Namens de verdachte is op 7 februari 2011 beroep in cassatie ingesteld. De processtukken zijn op 8 maart 2012 ter griffie van de Hoge Raad ontvangen. Nu de verdachte zich in voorlopige hechtenis bevond, hadden de stukken binnen een termijn van zes maanden naar de Hoge Raad moeten worden ingezonden. Deze inzendtermijn is derhalve overschreden. Het middel klaagt terecht.
4.3.
Ambtshalve merk ik op dat ook de termijn van zestien maanden waarbinnen de Hoge Raad uitspraak zal doen inmiddels is overschreden. Uw Raad kan de aan de verdachte opgelegde straf verminderen naargelang de mate van overschrijding dit rechtvaardigt.
5.
Het eerste middel faalt en het tweede middel slaagt.
6.
Gronden die tot ambtshalve vernietiging van de bestreden uitspraak zouden behoren te leiden, heb ik niet aangetroffen.
7.
Deze conclusie strekt tot vernietiging van de bestreden uitspraak, maar uitsluitend wat betreft de strafoplegging, tot vermindering van de straf en tot verwerping van het beroep voor het overige.
De procureur-generaal
bij de Hoge Raad der Nederlanden
Voetnoten
Voetnoten Conclusie 27‑11‑2012
Vgl. voor het bewijs van voorwaardelijk opzet: HR 25 maart 2003, LJN AE9049, NJ 2003/552, HR 24 februari 2004, LJN AO1498, NJ 2004/375 en HR 18 januari 2005, LJN AR1860, NJ 2005/154.
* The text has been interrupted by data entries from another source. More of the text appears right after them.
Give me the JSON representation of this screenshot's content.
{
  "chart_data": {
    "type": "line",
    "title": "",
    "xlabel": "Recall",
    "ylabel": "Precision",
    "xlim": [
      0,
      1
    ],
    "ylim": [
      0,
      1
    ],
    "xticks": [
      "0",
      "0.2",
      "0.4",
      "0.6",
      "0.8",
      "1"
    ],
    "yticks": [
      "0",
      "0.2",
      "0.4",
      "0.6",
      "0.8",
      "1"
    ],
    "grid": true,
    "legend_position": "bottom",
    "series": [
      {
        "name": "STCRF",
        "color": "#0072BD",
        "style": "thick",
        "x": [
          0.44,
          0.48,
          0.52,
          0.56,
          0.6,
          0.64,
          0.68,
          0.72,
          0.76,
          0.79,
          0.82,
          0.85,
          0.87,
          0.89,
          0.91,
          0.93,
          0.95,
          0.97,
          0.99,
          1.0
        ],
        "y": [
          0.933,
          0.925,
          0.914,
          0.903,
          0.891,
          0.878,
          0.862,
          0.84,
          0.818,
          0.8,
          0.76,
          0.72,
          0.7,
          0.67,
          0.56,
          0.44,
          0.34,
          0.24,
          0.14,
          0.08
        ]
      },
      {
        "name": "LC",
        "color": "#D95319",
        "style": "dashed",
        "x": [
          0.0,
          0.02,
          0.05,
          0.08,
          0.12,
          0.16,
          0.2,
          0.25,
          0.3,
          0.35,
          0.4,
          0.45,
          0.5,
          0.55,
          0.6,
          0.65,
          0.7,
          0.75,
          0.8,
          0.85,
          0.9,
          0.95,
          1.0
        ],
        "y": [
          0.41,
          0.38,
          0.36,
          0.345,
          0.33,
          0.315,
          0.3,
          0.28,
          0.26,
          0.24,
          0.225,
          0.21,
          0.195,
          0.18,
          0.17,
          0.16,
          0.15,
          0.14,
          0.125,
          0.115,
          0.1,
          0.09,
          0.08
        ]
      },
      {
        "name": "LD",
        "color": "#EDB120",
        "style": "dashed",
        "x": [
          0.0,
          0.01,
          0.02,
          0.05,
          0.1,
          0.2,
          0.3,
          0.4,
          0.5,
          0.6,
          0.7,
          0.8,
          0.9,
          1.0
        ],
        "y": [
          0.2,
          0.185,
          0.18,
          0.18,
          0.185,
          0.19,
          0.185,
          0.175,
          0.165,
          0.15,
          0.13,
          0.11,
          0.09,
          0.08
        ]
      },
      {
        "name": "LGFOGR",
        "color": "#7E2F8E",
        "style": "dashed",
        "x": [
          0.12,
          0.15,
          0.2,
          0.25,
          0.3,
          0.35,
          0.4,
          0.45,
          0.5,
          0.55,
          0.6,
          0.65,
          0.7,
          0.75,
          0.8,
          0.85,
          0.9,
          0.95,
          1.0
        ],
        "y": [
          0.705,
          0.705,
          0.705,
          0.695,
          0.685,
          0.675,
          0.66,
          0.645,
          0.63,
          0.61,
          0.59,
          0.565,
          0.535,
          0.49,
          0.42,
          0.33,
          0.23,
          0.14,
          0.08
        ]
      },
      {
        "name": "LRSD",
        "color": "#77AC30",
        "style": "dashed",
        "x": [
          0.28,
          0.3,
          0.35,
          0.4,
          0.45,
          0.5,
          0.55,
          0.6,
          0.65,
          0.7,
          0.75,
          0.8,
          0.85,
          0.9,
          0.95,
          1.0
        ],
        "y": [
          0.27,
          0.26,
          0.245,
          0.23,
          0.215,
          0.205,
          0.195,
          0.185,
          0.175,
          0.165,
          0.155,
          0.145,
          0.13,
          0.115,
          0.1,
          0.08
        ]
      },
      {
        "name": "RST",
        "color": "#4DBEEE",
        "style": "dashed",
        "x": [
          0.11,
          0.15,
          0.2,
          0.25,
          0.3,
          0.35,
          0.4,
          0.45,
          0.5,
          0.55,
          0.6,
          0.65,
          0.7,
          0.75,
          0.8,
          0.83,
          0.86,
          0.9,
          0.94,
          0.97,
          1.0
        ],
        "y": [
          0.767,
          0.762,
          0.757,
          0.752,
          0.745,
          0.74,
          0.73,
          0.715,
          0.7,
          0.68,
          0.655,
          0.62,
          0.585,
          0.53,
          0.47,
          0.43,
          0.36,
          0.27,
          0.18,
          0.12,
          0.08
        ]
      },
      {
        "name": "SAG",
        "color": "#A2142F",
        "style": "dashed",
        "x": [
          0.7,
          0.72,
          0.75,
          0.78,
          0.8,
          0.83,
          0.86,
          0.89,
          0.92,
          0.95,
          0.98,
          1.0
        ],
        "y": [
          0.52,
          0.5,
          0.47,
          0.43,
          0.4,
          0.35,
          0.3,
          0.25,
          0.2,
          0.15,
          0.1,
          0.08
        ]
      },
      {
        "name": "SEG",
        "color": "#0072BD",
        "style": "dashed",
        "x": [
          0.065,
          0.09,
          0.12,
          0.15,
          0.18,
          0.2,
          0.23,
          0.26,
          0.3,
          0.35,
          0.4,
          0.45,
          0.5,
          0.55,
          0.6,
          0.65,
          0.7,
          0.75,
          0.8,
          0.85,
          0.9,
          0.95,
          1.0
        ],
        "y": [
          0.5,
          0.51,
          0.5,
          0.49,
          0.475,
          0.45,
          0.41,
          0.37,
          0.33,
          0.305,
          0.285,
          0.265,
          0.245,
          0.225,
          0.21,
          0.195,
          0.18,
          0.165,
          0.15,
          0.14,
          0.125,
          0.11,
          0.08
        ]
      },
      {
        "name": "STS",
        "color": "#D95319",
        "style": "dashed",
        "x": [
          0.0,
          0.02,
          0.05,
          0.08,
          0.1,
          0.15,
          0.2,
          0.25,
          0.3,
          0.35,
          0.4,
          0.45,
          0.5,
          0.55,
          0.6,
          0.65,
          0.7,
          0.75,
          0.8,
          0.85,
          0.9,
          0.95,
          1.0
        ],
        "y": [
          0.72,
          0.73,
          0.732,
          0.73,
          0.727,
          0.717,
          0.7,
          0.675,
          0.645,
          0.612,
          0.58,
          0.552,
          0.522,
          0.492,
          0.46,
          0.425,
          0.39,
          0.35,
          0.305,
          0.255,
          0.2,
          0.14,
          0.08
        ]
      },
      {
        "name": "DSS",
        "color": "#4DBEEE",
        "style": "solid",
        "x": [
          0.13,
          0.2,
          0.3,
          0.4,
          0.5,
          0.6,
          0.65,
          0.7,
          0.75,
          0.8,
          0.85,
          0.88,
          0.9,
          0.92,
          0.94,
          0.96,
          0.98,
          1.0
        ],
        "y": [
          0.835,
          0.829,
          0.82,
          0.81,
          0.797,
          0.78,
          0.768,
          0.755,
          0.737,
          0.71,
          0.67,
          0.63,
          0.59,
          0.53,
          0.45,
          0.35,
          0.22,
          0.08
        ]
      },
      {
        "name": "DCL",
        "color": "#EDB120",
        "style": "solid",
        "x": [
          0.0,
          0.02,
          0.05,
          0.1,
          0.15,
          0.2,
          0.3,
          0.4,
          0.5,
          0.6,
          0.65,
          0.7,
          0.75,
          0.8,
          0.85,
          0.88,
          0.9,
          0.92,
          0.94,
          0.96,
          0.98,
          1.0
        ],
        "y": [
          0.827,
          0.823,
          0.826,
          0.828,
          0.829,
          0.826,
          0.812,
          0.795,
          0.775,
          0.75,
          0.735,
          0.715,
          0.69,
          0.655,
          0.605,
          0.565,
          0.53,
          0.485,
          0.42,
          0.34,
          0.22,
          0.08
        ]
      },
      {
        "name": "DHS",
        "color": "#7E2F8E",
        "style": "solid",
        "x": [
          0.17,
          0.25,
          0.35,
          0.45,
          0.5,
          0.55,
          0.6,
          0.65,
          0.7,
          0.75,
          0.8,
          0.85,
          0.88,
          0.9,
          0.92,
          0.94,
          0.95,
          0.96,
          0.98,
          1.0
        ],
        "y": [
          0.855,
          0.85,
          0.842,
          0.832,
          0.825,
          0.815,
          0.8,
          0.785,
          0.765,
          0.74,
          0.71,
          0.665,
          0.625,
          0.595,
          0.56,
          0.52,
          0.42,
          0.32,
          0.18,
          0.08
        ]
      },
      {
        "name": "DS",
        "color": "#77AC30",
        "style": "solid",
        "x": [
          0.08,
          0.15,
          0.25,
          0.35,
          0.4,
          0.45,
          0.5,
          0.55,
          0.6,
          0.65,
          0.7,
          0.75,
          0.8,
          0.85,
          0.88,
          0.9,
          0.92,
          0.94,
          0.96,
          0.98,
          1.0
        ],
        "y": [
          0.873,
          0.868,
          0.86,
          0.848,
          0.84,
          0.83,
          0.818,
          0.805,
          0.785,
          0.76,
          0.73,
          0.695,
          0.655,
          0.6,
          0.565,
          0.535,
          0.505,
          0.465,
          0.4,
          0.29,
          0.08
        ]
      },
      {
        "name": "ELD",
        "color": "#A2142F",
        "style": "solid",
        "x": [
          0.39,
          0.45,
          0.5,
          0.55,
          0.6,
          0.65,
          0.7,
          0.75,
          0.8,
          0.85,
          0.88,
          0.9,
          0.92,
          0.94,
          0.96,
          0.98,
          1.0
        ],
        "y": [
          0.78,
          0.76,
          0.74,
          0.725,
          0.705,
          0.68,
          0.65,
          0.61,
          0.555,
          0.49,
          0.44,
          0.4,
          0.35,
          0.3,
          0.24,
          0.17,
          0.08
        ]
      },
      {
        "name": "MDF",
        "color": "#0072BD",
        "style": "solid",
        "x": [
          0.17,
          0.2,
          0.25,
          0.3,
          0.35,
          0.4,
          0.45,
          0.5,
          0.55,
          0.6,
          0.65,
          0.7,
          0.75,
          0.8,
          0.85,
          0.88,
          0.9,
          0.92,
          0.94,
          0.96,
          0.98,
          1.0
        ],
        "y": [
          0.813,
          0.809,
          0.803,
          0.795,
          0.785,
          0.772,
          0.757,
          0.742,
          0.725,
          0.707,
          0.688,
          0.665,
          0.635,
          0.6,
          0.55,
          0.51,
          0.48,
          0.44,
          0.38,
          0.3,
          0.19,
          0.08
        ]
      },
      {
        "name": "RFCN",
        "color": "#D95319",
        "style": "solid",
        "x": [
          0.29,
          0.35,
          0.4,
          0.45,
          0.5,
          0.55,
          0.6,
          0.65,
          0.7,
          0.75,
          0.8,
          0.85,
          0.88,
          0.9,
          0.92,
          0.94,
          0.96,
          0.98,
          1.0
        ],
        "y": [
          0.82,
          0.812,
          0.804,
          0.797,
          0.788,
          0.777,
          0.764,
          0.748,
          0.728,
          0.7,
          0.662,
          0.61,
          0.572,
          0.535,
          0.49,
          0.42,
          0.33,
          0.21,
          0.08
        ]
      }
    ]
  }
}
HR 16 maart 2010, LJN BK3359, NJ 2010/314, m.nt. Buruma.
Uitspraak 27‑11‑2012
Inhoudsindicatie
HR: 81.1 RO en strafvermindering wegens overschrijding redelijke termijn in cassatie.
Partij(en)
27 november 2012
Strafkamer
nr. S 11/01318
Hoge Raad der Nederlanden
Arrest
op het beroep in cassatie tegen een arrest van het Gerechtshof te 's-Gravenhage van 28 januari 2011, nummer 22/001928-10, in de strafzaak tegen:
[Verdachte], geboren te [geboorteplaats] op [geboortedatum] 1957.
1. Geding in cassatie
Het beroep is ingesteld door de verdachte. Namens deze heeft mr. R.J. Baumgardt, advocaat te Spijkenisse, bij schriftuur middelen van cassatie voorgesteld. De schriftuur is aan dit arrest gehecht en maakt daarvan deel uit.
De Advocaat-Generaal Aben heeft geconcludeerd tot vernietiging van de bestreden uitspraak, maar uitsluitend wat betreft de strafoplegging, tot vermindering van de straf en tot verwerping van het beroep voor het overige.
2. Beoordeling van het eerste middel
Het middel kan niet tot cassatie leiden. Dit behoeft, gezien art. 81, eerste lid, RO, geen nadere motivering nu het middel niet noopt tot beantwoording van rechtsvragen in het belang van de rechtseenheid of de rechtsontwikkeling.
3. Beoordeling van het tweede middel
3.1.
Het middel klaagt dat de redelijke termijn als bedoeld in art. 6, eerste lid, EVRM in de cassatiefase is overschreden omdat de stukken te laat door het Hof zijn ingezonden.
3.2.
Het middel is gegrond. Voorts doet de Hoge Raad in deze zaak waarin de verdachte zich in voorlopige hechtenis bevindt, uitspraak nadat meer dan zestien maanden zijn verstreken na het instellen van het cassatieberoep. Een en ander brengt mee dat de redelijke termijn als bedoeld in art. 6, eerste lid, EVRM is overschreden. Dit moet leiden tot vermindering van de aan de verdachte opgelegde gevangenisstraf van veertien jaren.
4. Slotsom
Nu de Hoge Raad geen grond aanwezig oordeelt waarop de bestreden uitspraak ambtshalve zou behoren te worden vernietigd, brengt hetgeen hiervoor is overwogen mee dat als volgt moet worden beslist.
5. Beslissing
De Hoge Raad:
vernietigt de bestreden uitspraak, maar uitsluitend wat betreft de duur van de opgelegde gevangenisstraf;
vermindert deze in die zin dat deze dertien jaren en zes maanden beloopt;
verwerpt het beroep voor het overige.
Dit arrest is gewezen door de vice-president A.J.A. van Dorst als voorzitter, en de raadsheren J. de Hullu en V. van den Brink, in bijzijn van de waarnemend griffier E. Schnetz, en uitgesproken op 27 november 2012.